So.. At least gl4es have PSA now, and ogles2 have necessary functions + we fix aglGetProcAddress because of this , which is good things too ..

Thanks !

ptitSeb commented 5 years ago

I'm not surprised he needs to save more then just RAW data. There is the result of the Link I guess, with all the internal setup of the shaders program (and what register are linked to what VA / Uniform and the Varying setup between Vertex and Fragment shaders for example). So yeah, a bit a of work to organise hat in a proprer format...

And ye, gl4es have psa now, and it's working well on the Pandora at least.

And thanks for the gift :)

Sisah2 commented 3 years ago

Hello, im just trying enable precompiled shader archive on android (openmw) and found that there is check in hardext.c for GL_OES_get_program (result is extension not found). Shouldnt it be GL_OES_get_program_binary?

Also destructor is not called at exiting is it openmw android bug?

ptitSeb commented 3 years ago

Ah maybe. But it does work with the other name too on my hardware.
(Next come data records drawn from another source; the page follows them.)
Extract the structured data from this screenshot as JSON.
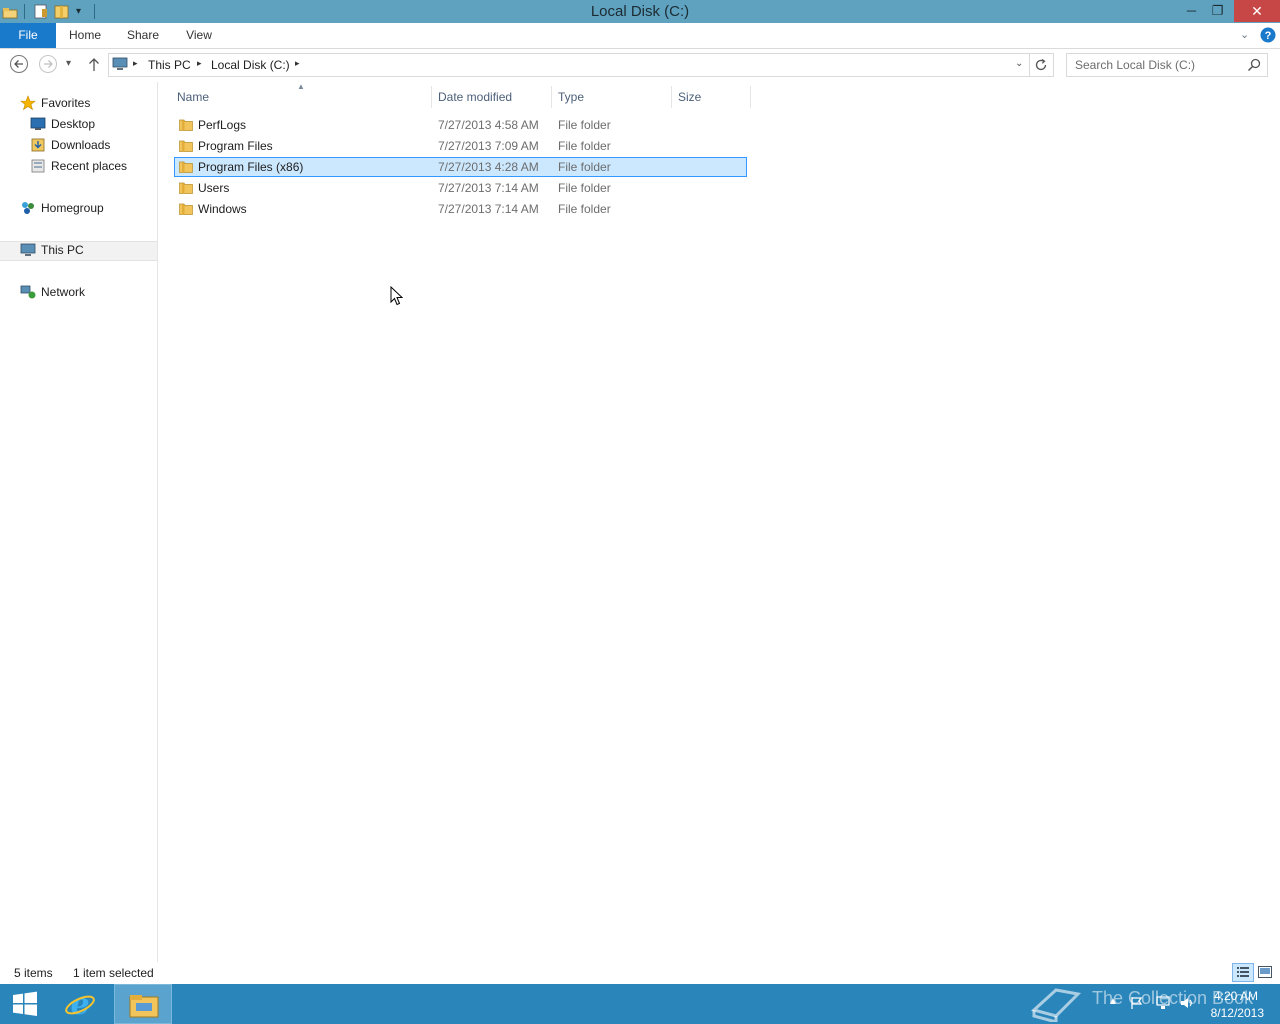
{
  "window": {
    "title": "Local Disk (C:)",
    "minimize_glyph": "─",
    "restore_glyph": "❐",
    "close_glyph": "✕"
  },
  "ribbon": {
    "tabs": [
      "File",
      "Home",
      "Share",
      "View"
    ]
  },
  "address": {
    "breadcrumb": [
      "This PC",
      "Local Disk (C:)"
    ],
    "search_placeholder": "Search Local Disk (C:)"
  },
  "nav": {
    "favorites": "Favorites",
    "favorites_items": [
      "Desktop",
      "Downloads",
      "Recent places"
    ],
    "homegroup": "Homegroup",
    "this_pc": "This PC",
    "network": "Network"
  },
  "columns": {
    "name": "Name",
    "date": "Date modified",
    "type": "Type",
    "size": "Size"
  },
  "files": [
    {
      "name": "PerfLogs",
      "date": "7/27/2013 4:58 AM",
      "type": "File folder",
      "selected": false
    },
    {
      "name": "Program Files",
      "date": "7/27/2013 7:09 AM",
      "type": "File folder",
      "selected": false
    },
    {
      "name": "Program Files (x86)",
      "date": "7/27/2013 4:28 AM",
      "type": "File folder",
      "selected": true
    },
    {
      "name": "Users",
      "date": "7/27/2013 7:14 AM",
      "type": "File folder",
      "selected": false
    },
    {
      "name": "Windows",
      "date": "7/27/2013 7:14 AM",
      "type": "File folder",
      "selected": false
    }
  ],
  "status": {
    "item_count": "5 items",
    "selection": "1 item selected"
  },
  "taskbar": {
    "time": "4:20 AM",
    "date": "8/12/2013",
    "watermark": "The Collection Book"
  },
  "colors": {
    "title_bar": "#5ea2bf",
    "file_tab": "#1979ca",
    "selection_fill": "#cce8ff",
    "selection_border": "#3399ff",
    "taskbar": "#2a85ba",
    "close_button": "#c74646"
  },
  "icons": [
    "folder-icon",
    "star-icon",
    "desktop-icon",
    "downloads-icon",
    "recent-places-icon",
    "homegroup-icon",
    "computer-icon",
    "network-icon",
    "search-icon",
    "refresh-icon",
    "help-icon",
    "back-arrow-icon",
    "forward-arrow-icon",
    "up-arrow-icon",
    "windows-start-icon",
    "internet-explorer-icon",
    "file-explorer-icon"
  ]
}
A double test should be done I guess. If you change the test to "GL_OES_get_program_binary", does it work on your side?

ptitSeb commented 3 years ago

The destructor an Android, well, if the Constructor attribute is disabled on android (it is the case to avoid lockup on old android version), the contructor and destructor of the lib need to be called manualy. So probably an issue on openmw side (but the system is supposed to do the cleanup anyway).

Sisah2 commented 3 years ago

Then it say GL_OES_get_program_binary is supported with 1 supported binary format. I think it will work. Just need to save them differently. I try to save .psa when calling glhint with custom arguments. Hope it will work :)